For all simulations, we used version 5.3 of the Comsol Multiphysics program without any optional modules.

For the mesh in one dimension, we divided the length into three intervals in order to increase mesh point density at the electrodes. In the one percent next to the electrodes, there are 500 mesh points with Comsol’s element ratio of 100, while in the remaining interval, there are 100 mesh points with an element ratio of 50 and a symmetric distribution. An exception is the mesh for the 2 V simulations, where we had to use an even finer mesh due to the steep gradients at the electrodes. There, we divided the length into eleven intervals with new intervals beginning after \(1\times 10^{-8}\), \(1 \times 10^{-7}\), \(1 \times 10^{-6}\), \(1 \times 10^{-2}\), 5, \(100-5\), \(100-1 \times 10^{-2}\), \(100-1 \times 10^{-6}\), \(100-1 \times 10^{-7}\), and \(100-1 \times 10^{-8}\) percent of the sample length. In the first and last five intervals, we used 50 mesh points with an element ratio of 10 and in the remaining interval 50 mesh points with an element ratio of 5 and a symmetric distribution. For both meshes the maximum element size was 2 \(\times 10^{-10}\) m, the maximum element growth rate 1.1 and the resolution of narrow regions 1.

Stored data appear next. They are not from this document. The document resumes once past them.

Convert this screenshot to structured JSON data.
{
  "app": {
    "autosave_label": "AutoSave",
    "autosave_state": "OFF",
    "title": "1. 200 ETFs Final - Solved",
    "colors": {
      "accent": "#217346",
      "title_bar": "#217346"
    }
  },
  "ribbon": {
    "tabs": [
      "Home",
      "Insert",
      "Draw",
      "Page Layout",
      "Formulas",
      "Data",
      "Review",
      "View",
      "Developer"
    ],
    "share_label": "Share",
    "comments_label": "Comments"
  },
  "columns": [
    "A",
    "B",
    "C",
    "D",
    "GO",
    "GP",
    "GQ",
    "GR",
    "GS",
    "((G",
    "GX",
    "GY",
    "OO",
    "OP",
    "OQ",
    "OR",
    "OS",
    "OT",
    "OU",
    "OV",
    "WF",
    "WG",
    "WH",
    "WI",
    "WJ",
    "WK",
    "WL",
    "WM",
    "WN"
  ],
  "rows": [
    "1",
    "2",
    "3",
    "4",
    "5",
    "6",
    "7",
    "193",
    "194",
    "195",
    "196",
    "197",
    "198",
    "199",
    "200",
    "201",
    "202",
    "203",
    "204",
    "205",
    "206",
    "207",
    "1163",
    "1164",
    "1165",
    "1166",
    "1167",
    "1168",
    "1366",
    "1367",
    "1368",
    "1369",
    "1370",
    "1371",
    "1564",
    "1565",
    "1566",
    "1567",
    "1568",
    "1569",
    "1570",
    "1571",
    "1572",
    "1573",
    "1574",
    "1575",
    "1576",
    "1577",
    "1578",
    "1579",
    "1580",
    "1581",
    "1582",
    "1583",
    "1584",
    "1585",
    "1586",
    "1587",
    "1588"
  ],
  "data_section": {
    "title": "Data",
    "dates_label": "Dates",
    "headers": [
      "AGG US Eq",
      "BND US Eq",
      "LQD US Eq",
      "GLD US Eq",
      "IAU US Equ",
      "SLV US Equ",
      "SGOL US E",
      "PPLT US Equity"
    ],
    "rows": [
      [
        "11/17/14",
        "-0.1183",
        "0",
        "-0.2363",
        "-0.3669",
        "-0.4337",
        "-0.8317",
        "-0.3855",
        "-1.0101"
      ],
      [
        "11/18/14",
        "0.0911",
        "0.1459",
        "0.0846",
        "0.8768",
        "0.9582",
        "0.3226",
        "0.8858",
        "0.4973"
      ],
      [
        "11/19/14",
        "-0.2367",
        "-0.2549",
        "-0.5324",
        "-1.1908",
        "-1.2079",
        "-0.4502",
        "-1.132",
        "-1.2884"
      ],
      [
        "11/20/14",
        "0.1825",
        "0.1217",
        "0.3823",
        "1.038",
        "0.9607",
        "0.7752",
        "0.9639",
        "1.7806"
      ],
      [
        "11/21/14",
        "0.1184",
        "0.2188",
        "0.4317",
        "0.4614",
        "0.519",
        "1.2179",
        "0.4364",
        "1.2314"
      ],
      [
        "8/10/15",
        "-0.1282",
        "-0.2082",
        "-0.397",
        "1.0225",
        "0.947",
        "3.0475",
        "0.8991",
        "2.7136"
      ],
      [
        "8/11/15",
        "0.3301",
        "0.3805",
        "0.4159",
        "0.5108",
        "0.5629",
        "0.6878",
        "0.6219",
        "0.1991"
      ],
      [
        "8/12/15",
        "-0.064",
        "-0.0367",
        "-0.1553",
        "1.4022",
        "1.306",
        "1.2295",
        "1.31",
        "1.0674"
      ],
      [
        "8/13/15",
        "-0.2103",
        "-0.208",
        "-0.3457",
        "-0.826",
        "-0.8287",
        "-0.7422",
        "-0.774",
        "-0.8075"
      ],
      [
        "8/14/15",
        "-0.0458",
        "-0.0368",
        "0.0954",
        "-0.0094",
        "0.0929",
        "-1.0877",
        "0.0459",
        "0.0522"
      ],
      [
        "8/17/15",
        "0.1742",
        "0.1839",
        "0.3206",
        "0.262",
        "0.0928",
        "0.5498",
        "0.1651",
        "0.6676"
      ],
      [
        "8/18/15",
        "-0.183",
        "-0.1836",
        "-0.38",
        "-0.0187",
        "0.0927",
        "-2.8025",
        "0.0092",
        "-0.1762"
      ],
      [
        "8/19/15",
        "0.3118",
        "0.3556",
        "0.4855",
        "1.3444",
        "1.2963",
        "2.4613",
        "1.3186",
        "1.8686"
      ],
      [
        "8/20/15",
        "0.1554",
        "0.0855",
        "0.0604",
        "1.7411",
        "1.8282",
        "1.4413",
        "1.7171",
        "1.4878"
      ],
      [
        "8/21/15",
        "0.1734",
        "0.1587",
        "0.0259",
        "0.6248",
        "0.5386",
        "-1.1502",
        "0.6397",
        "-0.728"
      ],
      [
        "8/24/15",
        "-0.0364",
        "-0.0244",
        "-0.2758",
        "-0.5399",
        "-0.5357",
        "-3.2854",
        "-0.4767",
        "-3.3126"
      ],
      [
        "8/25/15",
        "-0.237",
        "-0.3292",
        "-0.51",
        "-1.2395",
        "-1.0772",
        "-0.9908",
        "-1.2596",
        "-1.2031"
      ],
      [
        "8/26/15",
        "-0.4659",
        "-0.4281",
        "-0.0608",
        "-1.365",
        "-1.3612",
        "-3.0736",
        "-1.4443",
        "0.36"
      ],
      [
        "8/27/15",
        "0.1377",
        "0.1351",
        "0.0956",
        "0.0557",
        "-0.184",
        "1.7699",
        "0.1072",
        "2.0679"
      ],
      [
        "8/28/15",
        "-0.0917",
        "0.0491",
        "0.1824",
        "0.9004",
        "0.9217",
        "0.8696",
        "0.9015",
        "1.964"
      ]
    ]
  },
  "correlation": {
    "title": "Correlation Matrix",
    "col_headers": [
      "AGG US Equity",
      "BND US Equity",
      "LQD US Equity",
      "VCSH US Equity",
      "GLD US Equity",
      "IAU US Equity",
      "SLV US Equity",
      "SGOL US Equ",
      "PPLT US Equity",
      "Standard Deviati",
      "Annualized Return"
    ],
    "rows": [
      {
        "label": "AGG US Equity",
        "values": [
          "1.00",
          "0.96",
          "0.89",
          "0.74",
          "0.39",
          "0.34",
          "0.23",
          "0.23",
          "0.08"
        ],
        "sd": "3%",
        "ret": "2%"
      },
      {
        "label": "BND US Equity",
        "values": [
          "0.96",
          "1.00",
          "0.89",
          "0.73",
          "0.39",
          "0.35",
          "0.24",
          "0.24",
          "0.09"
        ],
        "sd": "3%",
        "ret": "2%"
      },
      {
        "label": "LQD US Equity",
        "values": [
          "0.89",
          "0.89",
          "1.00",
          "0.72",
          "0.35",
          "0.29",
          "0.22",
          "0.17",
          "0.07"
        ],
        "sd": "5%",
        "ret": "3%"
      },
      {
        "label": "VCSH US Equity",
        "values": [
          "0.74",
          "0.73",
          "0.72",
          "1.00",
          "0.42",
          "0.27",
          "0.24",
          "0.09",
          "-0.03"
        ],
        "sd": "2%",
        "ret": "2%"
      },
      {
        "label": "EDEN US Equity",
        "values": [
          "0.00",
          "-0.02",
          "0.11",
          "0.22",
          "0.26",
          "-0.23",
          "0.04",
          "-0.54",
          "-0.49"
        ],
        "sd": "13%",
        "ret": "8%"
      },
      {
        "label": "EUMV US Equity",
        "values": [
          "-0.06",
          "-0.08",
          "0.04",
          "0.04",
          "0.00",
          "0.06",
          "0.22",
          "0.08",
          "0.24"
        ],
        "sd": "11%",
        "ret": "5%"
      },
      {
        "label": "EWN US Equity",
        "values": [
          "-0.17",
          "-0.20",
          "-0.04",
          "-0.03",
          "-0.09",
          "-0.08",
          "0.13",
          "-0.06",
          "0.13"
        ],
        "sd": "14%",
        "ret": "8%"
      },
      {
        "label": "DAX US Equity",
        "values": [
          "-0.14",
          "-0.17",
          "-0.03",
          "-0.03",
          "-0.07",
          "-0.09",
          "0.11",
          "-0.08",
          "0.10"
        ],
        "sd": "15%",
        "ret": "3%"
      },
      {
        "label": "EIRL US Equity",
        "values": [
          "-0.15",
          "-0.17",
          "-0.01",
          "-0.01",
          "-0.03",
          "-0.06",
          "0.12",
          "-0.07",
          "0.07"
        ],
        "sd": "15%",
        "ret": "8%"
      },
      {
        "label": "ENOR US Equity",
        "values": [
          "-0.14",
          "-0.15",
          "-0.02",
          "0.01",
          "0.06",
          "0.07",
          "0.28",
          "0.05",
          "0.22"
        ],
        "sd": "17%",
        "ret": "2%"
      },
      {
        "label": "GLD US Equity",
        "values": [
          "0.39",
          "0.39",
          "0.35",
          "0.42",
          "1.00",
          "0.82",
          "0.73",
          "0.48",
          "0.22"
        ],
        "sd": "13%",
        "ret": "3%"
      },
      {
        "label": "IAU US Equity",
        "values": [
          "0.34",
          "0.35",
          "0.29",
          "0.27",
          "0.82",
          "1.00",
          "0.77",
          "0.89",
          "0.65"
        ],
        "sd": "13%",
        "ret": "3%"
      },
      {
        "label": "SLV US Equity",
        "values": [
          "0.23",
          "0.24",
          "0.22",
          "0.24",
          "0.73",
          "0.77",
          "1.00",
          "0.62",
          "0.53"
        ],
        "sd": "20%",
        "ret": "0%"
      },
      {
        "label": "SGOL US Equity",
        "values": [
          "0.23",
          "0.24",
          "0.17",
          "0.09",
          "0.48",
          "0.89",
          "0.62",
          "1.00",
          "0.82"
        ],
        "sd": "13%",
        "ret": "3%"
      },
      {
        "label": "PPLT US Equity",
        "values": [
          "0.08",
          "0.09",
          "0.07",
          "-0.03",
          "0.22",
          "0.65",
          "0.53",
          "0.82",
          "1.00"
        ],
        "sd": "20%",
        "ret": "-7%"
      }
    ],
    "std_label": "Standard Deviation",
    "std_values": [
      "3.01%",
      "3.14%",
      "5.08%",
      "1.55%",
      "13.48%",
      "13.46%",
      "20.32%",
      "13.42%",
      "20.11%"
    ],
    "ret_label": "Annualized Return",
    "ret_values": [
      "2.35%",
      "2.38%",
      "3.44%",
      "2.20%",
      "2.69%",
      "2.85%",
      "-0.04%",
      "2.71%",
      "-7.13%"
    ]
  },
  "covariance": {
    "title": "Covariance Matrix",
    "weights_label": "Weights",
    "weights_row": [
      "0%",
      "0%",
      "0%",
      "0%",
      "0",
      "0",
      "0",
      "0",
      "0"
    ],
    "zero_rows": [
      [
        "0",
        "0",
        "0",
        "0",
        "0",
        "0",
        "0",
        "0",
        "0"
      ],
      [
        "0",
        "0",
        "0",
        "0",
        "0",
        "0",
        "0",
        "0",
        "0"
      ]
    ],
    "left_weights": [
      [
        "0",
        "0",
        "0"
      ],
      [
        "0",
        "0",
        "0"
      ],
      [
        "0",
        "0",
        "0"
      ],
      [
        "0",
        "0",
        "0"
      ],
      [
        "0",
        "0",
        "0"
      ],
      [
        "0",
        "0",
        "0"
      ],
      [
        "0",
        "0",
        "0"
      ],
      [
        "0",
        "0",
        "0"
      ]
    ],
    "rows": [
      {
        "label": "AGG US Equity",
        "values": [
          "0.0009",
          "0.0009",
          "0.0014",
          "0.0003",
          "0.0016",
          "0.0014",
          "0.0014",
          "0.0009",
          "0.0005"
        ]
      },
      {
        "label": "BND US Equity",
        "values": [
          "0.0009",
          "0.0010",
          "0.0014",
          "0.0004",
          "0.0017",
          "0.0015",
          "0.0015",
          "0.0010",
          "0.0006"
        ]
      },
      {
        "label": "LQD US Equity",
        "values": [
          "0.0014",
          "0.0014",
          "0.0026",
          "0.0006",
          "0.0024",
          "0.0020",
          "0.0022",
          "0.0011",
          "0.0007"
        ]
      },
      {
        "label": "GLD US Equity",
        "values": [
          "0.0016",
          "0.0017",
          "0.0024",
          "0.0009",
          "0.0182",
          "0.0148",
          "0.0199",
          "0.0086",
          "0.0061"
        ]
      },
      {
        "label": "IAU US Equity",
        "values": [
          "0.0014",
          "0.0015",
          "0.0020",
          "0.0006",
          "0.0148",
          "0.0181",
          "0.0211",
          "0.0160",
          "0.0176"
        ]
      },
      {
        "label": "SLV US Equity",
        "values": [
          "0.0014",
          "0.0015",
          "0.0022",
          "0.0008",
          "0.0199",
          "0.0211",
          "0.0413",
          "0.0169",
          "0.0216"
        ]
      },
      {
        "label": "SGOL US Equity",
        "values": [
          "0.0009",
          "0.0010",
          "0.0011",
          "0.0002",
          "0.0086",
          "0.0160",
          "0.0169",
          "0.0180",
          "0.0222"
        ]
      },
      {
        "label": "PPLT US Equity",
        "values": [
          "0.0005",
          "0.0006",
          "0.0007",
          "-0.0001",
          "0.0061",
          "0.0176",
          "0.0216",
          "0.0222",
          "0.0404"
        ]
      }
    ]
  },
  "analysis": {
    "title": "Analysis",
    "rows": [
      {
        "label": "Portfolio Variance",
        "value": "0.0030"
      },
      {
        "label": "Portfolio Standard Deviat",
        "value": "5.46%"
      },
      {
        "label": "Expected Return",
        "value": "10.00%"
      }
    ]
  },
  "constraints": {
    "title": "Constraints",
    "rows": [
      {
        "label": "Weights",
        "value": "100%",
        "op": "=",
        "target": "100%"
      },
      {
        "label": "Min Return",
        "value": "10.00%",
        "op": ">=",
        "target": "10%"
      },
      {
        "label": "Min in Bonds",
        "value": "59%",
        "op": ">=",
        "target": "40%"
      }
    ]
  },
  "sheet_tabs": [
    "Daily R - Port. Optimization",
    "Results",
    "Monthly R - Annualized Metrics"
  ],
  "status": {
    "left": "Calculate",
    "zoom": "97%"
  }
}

For the three-dimensional simulations we used 1000 mesh points at the TE and depending on the size of the BE 1000–10,000 mesh points for the BE with an element ratio up to 800. The element size was between 1.1\(\times 10^{-8}\) and 2.2\(\times 10^{-8}\) m, the maximum element growth rate 1.1, the curvature factor 0.2 and the resolution of narrow regions 1.

For all simulations, we used a timestepping between 0.01 and 0.25 s.

For the one dimensional simulations, we used the PARDISO solver and for the three-dimensional simulations the MUMPS solver. For all models, we set the shape function for the partial differential equation for the concentration of the oxygen ions to divergence with a linear element order. For the partial differential equation for the electrochemical potential of the electrons, we used a lagrange shape function with quadratic order.